According to a USCG release, ArcelorMittal Steel Mill took responsibility for the spill and contacted HEPACO, the organization responding to the spill, to begin containment and recovery of the oil.

According to their website, ArcelorMittal Georgetown is an electric furnace and wire rod plant that serves construction, automotive, industrial and converter markets. The plant has stood on its site since 1969.

On Wednesday, USCG responders found part of a containment boom -- a floating barrier used to contain an oil spill -- which should always remain around the facility to protect the Sampit River from pollution, had gotten caught on a piling.

That created a gap in the containment system and caused spilled oil to escape into the Sampit River.{} ArcelorMittal is still working to find out where the spill originally came from.
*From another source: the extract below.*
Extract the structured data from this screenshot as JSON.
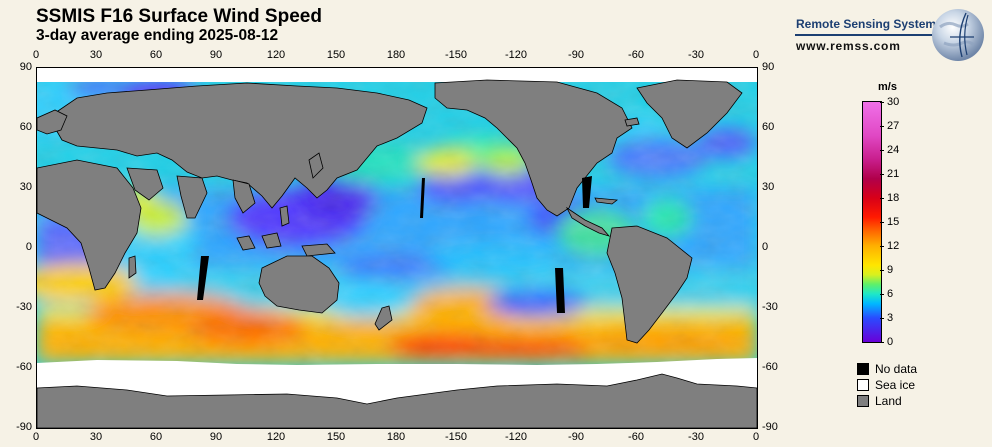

"I was in the plant earlier and some of the oil that was out in one of the water catchment systems spilled over," said Brian LeFebrve, Chief of Response at Coast Guard Sector Charleston.{}"There is a dirty water catchment system ..some of the oil that was in the system spilled over into the clean system, which is how it ended up leaking out."
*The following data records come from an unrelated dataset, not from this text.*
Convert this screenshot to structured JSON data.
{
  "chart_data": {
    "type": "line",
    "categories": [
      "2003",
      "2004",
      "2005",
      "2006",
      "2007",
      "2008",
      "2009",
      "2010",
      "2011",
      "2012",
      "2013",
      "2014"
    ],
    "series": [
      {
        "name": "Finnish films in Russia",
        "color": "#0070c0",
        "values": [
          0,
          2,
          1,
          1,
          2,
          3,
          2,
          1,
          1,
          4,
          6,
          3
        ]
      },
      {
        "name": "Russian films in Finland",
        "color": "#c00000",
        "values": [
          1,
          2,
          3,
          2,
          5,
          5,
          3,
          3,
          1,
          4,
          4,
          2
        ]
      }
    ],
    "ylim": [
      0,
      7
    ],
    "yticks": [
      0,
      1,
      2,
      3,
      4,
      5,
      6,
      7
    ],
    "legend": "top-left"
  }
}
As of 11 a.m. Thursday, more than 500 gallons of oil-water mixture has been recovered.

USCG officials said a 50-foot section of new containment boom has been put in place and an additional 100 feet of new sorbent -- a material used to adsorb liquids or gases -- and hard boom has been placed at the drain pipe.

"Boom is not a perfect system, so it does require monitoring," said LeFebrve. "In this case, they had two boom systems an inner boom and an outer boom. The inner boom was old and really past its service life. The outer boom actually was snagged, so it wasn't completely at the waters edge and that is what allowed some of the product to be released."

While HEPACO continues to recover oil, there have been no reports of injured wildlife.

Also responding are the South Carolina Department of Health and Environmental Control, and the South Carolina Department of Natural Resources.

"I think the impact to downtown Georgetown is going to be minimalthe brunt of the impact is at the foot of the facility where it meets the water's edge," said Brian LeFebrve, Chief of Response at Coast Guard Sector Charleston.

It is unclear at this time how long the cleanup will take and how much it will cost the steel mill.